Copyright © 2011 Sky_Knight

(Short Story -XIII.)

*Portraitist of the Dead*

She always has mourning clothes with her. That way, she can begin a portrait as soon as a request comes in.

And so it is today.

Having slipped into her mourning dress in the shed on the pier, she boards the downstream ferry. Her hands are full: one holds the case with her painting tools and the other the garment bag for her mourning dress.

She has heard that a rich man lies dying in a town twenty kilometers downstream.

Her name is Rosa.

"It's a race against time," she says with a grim smile. "I have to start as soon as possible, before the face changes."

"Changes how?" Kaim asks.

"It's hard to say."

There is a deepening strain to Rosa's smile.

"But I know it when I see it -when the person has gone from 'this side' to the 'other side'."

"Once they've gone over, I can't paint them -at least not in the way that will please the family. It just can't be done."

Rosa is a professional portraitist of the dead.

The custom of preserving death masks is now widely practiced in this area. Families too poor to hire an artist daub the face of the newly deceased with dye and preserve the loved one's deathbed expression on a cloth pressed against the dyed face. Some families make a death mask with plaster. Only the wealthiest families can afford to hire a professional like Rosa, so that lurking in the background of an individual's death there can be a variety of disputes.

"I have heard families quarreling over the inheritance behind my back even as I sit there sketching the dead person.
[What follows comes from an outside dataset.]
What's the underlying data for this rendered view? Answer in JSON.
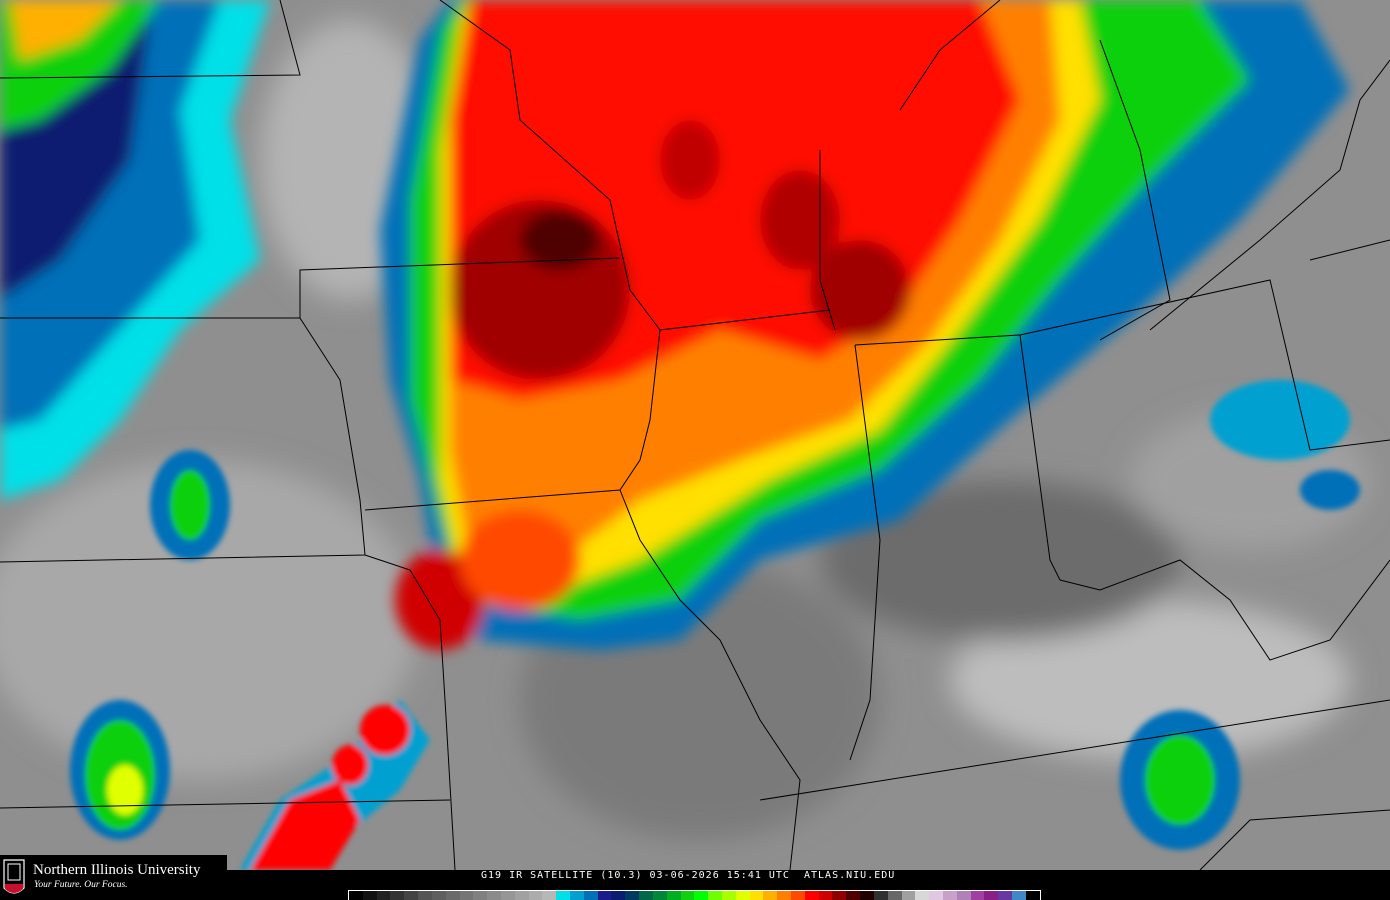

One widow presented my portrait of her husband to the court to prove that he had been poisoned. Another time, some loan sharks waited until the moment the man died and charged right into the house. One husband tried to spit in his wife's face as soon as she gave up the ghost. Apparently, she had been unfaithful to him for years."

Rosa tells her stories with utter detachment. She reveals no emotion at all.

This, she says, is indispensible to be becoming an outstanding portraitist of the dead.

"You have to open your sketchbook and get your brushes going with the bereaved family members right there, overcome with grief. There's no way you can produce a good portrait if you become emotional or allow yourself to be swept up in emotions of the other people in the house."

Kaim responds with a silent nod.

His only connection with the woman is to have boarded the same boat and sat at the same table. Only a few minutes have passed since she started volunteering her stories, but that is all it has taken for Kaim to perceive the hint of nihilism lurking in her beautiful features.

"The more respectable artists despise painters like me."

"Why is that?"

"Well, half of them accuse us of making our living from people's deaths. The other half look down on us for not being moved by what we do. I see their point. I mean, the emotions are what give rise to all the arts, whether it's painting, sculpture, music, or literature. We don't have emotions like that: we're nothing but craftsmen."